In the case of the Fond du Lac Band -- which originally opposed the project -- leaders say the tribe was put in an difficult position after Minnesota authorities forced them to choose between allowing the pipeline to run along its existing route through the reservation or agreeing to a route south of the reservation that would still cut through treaty territory, where tribal citizens hunt, fish and gather.
"There is no perfect outcome here," tribal council Chair Kevin Dupuis Sr. told MPR News at the time of the deal. "All remaining options threaten the environment for all, and livelihood of the Indigenous people of Minnesota."
Fond du Lac member Rob Abramowski, who grew up on the reservation and has worked on Enbridge projects for years, including Line 3, welcomed the project.

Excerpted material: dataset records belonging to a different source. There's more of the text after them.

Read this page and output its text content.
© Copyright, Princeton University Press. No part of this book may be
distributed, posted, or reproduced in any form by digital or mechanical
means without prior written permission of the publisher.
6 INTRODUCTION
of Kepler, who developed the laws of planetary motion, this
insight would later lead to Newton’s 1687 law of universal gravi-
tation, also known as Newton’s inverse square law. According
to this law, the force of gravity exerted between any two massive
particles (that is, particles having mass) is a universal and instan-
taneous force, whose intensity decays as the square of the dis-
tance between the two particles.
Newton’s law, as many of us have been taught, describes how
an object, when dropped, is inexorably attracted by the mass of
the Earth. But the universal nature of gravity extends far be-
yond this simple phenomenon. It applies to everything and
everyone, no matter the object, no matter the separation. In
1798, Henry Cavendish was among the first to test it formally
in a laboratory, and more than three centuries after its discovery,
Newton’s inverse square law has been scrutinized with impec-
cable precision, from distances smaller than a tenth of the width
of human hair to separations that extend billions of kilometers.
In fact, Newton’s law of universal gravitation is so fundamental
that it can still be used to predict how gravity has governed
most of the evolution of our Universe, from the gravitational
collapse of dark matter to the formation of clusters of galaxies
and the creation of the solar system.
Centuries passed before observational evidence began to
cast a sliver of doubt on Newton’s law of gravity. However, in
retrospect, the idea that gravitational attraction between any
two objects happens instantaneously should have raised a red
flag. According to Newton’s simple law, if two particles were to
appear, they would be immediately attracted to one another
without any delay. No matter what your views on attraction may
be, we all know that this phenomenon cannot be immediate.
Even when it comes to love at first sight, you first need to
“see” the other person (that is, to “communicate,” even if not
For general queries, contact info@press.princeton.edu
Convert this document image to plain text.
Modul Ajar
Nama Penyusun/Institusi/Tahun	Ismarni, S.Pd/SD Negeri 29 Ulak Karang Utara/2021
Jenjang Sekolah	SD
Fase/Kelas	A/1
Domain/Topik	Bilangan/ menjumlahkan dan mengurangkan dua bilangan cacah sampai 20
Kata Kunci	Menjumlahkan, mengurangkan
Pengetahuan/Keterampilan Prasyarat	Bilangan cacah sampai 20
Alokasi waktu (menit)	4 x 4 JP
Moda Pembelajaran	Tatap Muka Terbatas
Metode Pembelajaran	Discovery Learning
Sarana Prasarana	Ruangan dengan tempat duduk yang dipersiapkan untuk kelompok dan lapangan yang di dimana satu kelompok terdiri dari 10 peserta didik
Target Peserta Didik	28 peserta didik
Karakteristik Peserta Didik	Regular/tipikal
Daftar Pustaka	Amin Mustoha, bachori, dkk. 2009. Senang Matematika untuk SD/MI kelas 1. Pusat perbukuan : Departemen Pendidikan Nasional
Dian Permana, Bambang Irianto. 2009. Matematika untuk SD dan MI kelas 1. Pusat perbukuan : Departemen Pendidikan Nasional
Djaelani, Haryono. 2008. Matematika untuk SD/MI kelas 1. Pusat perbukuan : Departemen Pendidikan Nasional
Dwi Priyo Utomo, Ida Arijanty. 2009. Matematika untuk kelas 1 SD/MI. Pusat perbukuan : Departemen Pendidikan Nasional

"Enbridge went out of their way to encourage Native people to work on the pipeline," said Abramowski, who is one of the approximately 500 Native Americans out of the roughly 4,000 temporary workers Enbridge hired to construct Line 3, according to the company.
Abramowski says the jobs are more than just temporary. "Because of the experience that they're gaining here today, they can carry that as far as they want," he told ABC News. Abramowski believes the new pipeline will be safer and less likely to spill, but most important to him is that his tribe appears to now have a seat at the table.
"The major part is that my reservation leaders have a say in what happens here, not only today, but in the future," he said.
Other Fond du Lac members see it differently.
"The Fond du Lac Band cannot speak for all of the other Anishinaabe Nations," Taysha Martineau, a fellow Fond Du Lac member and prominent Line 3 opponent told ABC News.
"When they approved Line 3, and they started construction, they took away the voice of the wider nation," Martineau said.
The Fond du Lac Band Tribal Business Council declined ABC News' request for an interview and did not respond to a request for comment.
Houska, who comes from a small town in Northern Minnesota, co-founded one of the groups most known for conducting direct actions: Camp Namewag. A former intern at the Obama White House and later Native American Affairs Adviser to the Bernie Sanders campaign, Houska says she's "participated in the process as much as anyone."
"What I observed over time was a process that was so incremental in its approach, that was incredibly inefficient in addressing existential problems like a habitable planet to live on," she said.
Spills, past and present
Enbridge pipelines have resulted in two of the largest inland oil spills in American history. In 2010, an Enbridge pipeline dumped nearly 1 million gallons of tar sands oil into a tributary of the Kalamazoo River in Michigan, as Enbridge pipeline controllers ignored repeated leak warnings for 17 hours before shutting down the pipeline, according to the National Transportation Safety Board.
Enbridge CCO Mike Fernandez says the company spent $5 million cleaning up the spill and learned valuable lessons that resulted in hiring and training more staff. "It was a big wake-up call for us as a company," he said.
However, incidents during the construction of Line 3 have opponents feeling less than optimistic. Minnesota authorities have reported 28 known drilling fluid spills during construction, including a spill at the headwaters of the Mississippi. Enbridge was also fined $3.3 million for illegally piercing an aquifer in January, which resulted in the loss of at least 24 million gallons of water.
"We were drilling, we found the problem. We took the problem to the State Department of Natural Resources," Fernandez told ABC News. "They assessed a fine and we are going to pay it."
Despite the project coming online this month, opposition groups have vowed to continue to fight Line 3, saying that their efforts have forced the fossil fuel industry to expect heightened resistance in the years to come.
"They know that we are a threat to their bottom line. And that Indigenous resistance and all of the people who feel inspired by that resistance is very threatening," Houska said.
"I think we're that stubborn thorn that just won't go away. I mean, I think it's pretty reflective of native people generally," she said. "We underwent genocide, then cultural genocide, then displacement or removal. We're still here after all that. And we aren't going away."